Solving the housing crisis (without building new houses).
Net Zero is lowering emissions - and living standards.
Last week, the LSE published a post on their blog on the housing crisis that was roundly mocked. The title is enough to explain why; it was called ‘Solving the housing crisis without building new houses.’
As I can barely understand this line of argument, much less put it into my own words, I’ll let the authors explain;
A long-established governmental focus on quantity of housing (as opposed to quality or tenure), epitomised in the current cross-party consensus that seeks to build 300,000 new homes a year, has done little to alleviate the market-generated burdens of disadvantaged and low-income families…. To tackle urgent, inter-connected social and environmental crises, we must shift our focus to the existing housing stock, and pursue innovative policies of re-distribution and re-utilisation, alongside efficiency-enhancing measures.
What do these innovative policies look like? The authors call for a suite of solutions that aren’t building enough housing to match demand, including, more progressive property or land taxes, the regulation of second homes and excess housing, local interventions to better match housing stock to households and improving the feasibility of and access to co-living arrangements.
Yuan Yi Zhu summed up the multitube of mockery simply, and ably; ‘This is not a serious proposal.’ But, rarely for an UnHerd contributor, he is wrong. This is a very serious policy proposal indeed; just not one to solve the housing crisis.

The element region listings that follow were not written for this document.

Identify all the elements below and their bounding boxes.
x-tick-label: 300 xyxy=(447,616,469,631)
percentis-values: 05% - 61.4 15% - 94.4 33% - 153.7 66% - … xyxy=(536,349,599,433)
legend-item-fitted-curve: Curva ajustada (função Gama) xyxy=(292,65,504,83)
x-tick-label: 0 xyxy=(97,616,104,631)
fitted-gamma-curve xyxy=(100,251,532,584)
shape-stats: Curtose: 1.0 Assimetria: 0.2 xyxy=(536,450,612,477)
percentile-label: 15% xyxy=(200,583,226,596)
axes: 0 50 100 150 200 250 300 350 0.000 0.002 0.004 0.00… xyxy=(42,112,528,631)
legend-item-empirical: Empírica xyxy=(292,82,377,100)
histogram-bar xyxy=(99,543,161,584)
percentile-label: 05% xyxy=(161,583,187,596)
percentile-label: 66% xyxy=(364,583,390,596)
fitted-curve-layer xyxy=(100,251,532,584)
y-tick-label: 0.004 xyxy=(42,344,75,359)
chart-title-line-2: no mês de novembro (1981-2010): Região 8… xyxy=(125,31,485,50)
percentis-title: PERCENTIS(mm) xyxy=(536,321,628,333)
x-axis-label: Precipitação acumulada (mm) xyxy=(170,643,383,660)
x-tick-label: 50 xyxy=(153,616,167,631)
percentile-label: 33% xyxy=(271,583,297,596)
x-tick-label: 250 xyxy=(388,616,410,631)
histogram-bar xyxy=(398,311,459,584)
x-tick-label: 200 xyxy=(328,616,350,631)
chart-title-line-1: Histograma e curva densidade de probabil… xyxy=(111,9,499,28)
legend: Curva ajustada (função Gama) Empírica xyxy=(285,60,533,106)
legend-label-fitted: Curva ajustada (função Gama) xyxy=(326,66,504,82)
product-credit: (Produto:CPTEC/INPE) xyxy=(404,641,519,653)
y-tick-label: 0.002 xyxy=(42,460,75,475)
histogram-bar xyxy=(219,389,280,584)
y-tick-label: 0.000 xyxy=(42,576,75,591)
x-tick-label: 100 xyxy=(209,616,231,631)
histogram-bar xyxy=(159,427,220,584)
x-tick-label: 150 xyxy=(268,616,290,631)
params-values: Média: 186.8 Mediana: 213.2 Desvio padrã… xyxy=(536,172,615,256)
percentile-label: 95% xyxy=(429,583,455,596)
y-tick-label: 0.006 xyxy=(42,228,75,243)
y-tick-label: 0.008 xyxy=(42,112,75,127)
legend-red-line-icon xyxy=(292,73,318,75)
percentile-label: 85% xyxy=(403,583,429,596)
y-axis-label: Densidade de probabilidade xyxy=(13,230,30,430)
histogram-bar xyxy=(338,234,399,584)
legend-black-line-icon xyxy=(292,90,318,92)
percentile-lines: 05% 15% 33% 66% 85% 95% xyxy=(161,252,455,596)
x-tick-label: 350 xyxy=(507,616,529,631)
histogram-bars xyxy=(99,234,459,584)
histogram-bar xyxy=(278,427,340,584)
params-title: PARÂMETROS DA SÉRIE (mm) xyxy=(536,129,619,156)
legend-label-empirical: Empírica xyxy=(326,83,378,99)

This blog is based on the CASE Paper ‘Fair decarbonising of housing in the UK: A sufficiency approach’. In order to meet tough Net Zero targets, the authors of the paper tell us, they adopt a sufficiency approach, ‘based on determining both a housing floor – a decent minimum standard for all – and a housing ceiling - above which lies unsustainable excess.’
You simply have to follow the carbon; the built environment is responsible for over 40% of annual global Co2 emissions, with 70% from building operations and 30% from construction. British homes are the worst insulated in Europe and according to the National Housing Federation this, combined with high levels of gas central heating, means ‘the average family or household in England is currently producing more CO2 every year just by living in their home than they are by driving.’
If your goal is to create a housing policy that aims to meet Net Zero targets then it makes sense to ‘reutilise and redistribute our existing housing stock’ first and disincentivise further construction. But this, as housing policy, runs into a major blocker; living standards.
Britain is already one of the most densely populated nations in Western Europe, has the highest rate of inadequate housing in Europe, the lowest number of houses available and the oldest housing stock in the developed world. The average new home size in Britain is smaller than in Japan, a nation famed for cramped living conditions; last year, the number of those new homes was the lowest on record. Britain is already missing over four million homes; added demand from immigration means government targets are around 70% short.
In fact, this mirrors the wider trend of how Net Zero is pursued; with a focus solely on emission reduction, rather than how to meet those goals without declining living standards.
Energy is the prime example; whilst the phasing out of coal has been a huge success in terms of reducing emissions, the energy lost through the closure of Britain’s coal fired power stations hasn’t been replaced. This mean Britain became more reliant on imported energy and, when Russia invaded Ukraine, was overexposed, with energy price hike a primary driver of high inflation.
Following the green agenda has complex trade-offs. But as long as it is followed with disregard for living standards, the possibility of populist dissent will remain ever before our eyes – and so it should. Climate change has the potential to be the biggest change to our civilizational infrastructure since the Industrial Revolution; it cannot be for the worse.
There’s a lot of crap housing and semi-crap housing that could be refreshed without building (at great environmental cost) brand new housing. Just think of our fading seaside towns. Huge scope for regeneration and levelling up. Not a complete solution but surely a start.